Tuesday, April 14, 2009

Blankinship-Poetic 4

Blankinship
Poetic 4

I found that my memories were events that I’d had plenty of time to process. For the most part, the memories didn’t relate to things that are going on in my life in the present. In fact, the memories seemed distant and inconsequential. They were experiences that no longer affect me.
Everyone perceives differently. I did not think it was necessary that I transcribe my memories in the exact same matter-of-fact manner as Brainard, because I perceive and process things differently from him. Many of my memories become abstracted and reduced to shape, color and sound. It doesn’t mean that I have lost those memories or that they have lost emotional value. In fact, sometimes the emotional value of a memory becomes augmented in conjunction with the loss of sharpness of the memory. But they do lose their concreteness. Sometimes when I remember something, I question whether or not it really happened. Once something is over and in the past, it’s hard to believe that it really occurred.

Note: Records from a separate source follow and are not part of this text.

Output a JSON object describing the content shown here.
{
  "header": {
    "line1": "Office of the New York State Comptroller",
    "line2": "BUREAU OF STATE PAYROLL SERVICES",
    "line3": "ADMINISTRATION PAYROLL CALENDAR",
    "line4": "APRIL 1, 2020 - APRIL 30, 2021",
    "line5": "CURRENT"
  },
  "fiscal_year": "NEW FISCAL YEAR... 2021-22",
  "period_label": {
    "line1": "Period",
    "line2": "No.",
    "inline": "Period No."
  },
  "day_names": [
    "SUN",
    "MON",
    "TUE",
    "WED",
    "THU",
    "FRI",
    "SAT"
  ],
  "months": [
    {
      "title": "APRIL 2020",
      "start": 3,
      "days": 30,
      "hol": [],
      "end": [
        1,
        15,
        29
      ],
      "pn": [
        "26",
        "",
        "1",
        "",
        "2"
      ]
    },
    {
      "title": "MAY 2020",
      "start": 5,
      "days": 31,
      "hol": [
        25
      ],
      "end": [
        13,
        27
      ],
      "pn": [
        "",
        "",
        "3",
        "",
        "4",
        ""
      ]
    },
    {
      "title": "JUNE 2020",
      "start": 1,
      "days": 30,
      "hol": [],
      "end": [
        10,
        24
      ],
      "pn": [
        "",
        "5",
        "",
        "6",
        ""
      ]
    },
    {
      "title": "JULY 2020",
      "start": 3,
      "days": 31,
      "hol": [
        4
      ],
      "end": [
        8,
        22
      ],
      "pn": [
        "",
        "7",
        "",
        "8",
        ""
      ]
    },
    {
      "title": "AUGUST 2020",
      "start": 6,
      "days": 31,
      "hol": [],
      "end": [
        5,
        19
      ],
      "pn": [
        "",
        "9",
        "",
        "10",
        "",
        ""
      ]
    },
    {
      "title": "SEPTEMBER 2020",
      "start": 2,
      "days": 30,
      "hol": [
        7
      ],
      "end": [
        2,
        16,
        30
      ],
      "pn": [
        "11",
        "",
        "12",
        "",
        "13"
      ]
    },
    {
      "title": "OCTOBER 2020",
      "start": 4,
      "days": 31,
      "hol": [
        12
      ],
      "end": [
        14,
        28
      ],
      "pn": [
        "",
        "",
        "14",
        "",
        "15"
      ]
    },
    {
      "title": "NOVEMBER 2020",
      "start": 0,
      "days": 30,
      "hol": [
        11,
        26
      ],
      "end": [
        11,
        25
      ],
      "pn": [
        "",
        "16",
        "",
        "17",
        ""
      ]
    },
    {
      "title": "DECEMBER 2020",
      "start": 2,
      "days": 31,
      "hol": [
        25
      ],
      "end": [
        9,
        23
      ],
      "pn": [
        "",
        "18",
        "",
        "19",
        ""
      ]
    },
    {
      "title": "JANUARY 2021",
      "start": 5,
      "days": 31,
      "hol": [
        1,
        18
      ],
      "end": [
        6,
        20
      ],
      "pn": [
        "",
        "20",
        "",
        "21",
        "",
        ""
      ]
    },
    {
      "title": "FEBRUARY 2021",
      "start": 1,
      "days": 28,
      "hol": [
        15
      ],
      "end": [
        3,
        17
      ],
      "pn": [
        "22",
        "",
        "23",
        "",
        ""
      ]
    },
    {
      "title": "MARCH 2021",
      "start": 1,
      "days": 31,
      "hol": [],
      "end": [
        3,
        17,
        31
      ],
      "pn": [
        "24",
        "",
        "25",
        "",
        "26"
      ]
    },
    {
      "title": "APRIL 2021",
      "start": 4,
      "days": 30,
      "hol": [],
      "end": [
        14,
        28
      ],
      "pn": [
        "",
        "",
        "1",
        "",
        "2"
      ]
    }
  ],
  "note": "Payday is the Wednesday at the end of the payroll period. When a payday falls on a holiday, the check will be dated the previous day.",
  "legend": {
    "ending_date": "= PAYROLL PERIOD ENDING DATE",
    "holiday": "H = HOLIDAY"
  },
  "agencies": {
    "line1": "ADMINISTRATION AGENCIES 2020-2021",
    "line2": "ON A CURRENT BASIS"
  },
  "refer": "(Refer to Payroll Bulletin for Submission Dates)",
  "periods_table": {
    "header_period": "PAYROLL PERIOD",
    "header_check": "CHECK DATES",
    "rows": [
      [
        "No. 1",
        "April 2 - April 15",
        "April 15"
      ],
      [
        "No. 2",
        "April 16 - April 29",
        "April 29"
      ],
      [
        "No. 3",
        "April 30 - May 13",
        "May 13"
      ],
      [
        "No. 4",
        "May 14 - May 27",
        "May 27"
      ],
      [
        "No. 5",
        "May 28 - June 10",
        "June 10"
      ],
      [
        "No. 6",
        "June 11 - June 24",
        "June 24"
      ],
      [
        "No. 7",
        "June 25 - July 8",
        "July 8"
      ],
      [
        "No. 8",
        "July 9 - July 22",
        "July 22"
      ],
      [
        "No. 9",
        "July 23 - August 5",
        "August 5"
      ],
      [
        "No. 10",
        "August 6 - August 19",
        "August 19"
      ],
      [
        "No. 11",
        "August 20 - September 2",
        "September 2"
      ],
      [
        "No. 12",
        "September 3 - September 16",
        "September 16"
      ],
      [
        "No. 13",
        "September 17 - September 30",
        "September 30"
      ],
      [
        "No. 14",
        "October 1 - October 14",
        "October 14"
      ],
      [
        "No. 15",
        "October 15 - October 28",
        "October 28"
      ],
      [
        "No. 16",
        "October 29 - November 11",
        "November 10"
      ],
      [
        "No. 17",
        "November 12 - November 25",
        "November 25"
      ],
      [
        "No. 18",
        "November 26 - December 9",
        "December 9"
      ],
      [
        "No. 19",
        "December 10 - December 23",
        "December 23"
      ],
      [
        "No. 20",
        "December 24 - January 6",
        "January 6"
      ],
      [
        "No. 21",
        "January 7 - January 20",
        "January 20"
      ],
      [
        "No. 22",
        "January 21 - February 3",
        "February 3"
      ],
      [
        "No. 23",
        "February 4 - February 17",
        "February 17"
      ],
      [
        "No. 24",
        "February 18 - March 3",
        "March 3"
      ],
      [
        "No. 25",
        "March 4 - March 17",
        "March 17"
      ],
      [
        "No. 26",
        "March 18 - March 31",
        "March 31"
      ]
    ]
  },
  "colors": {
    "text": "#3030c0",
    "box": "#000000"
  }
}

At the same time, there is a certain comfort in making events into concrete facts, and knowing that those events have specific descriptions that cannot be disputed.
Brainard created a sense of “tell-all,” as if he held nothing back from his readers, and this propagated a sense of trust. I did not have this feeling of openness with my readers. I wrote a very long “I Remember” poem, where I held nothing back. Then I went back and weeded out a lot of things. I kept the memories that I thought created interesting images, and I also tried to keep a consistent theme. Since I didn’t want the poem to be too long, I didn’t try to create an autobiography. Instead, I wrote a poem that focused on themes of death, and also the idea of not quite understanding something in the moment that it was happening. A lot of the memories that I removed were either traumatic or very personal. I just didn’t feel as comfortable being as open as Brainard, although there is something nice about reading someone else’s sort of secretive thoughts or memories.
I wish I had more time to write this poem. It could go in so many directions. Still, I did feel constrained by the form. I thought it somehow held the language back from the natural flowering of musicality that free-form allows. I was caught between wanting to just catalogue whatever memories came to mind, and wanting to create a more cohesive piece where the language in the different threads interwove with more intention.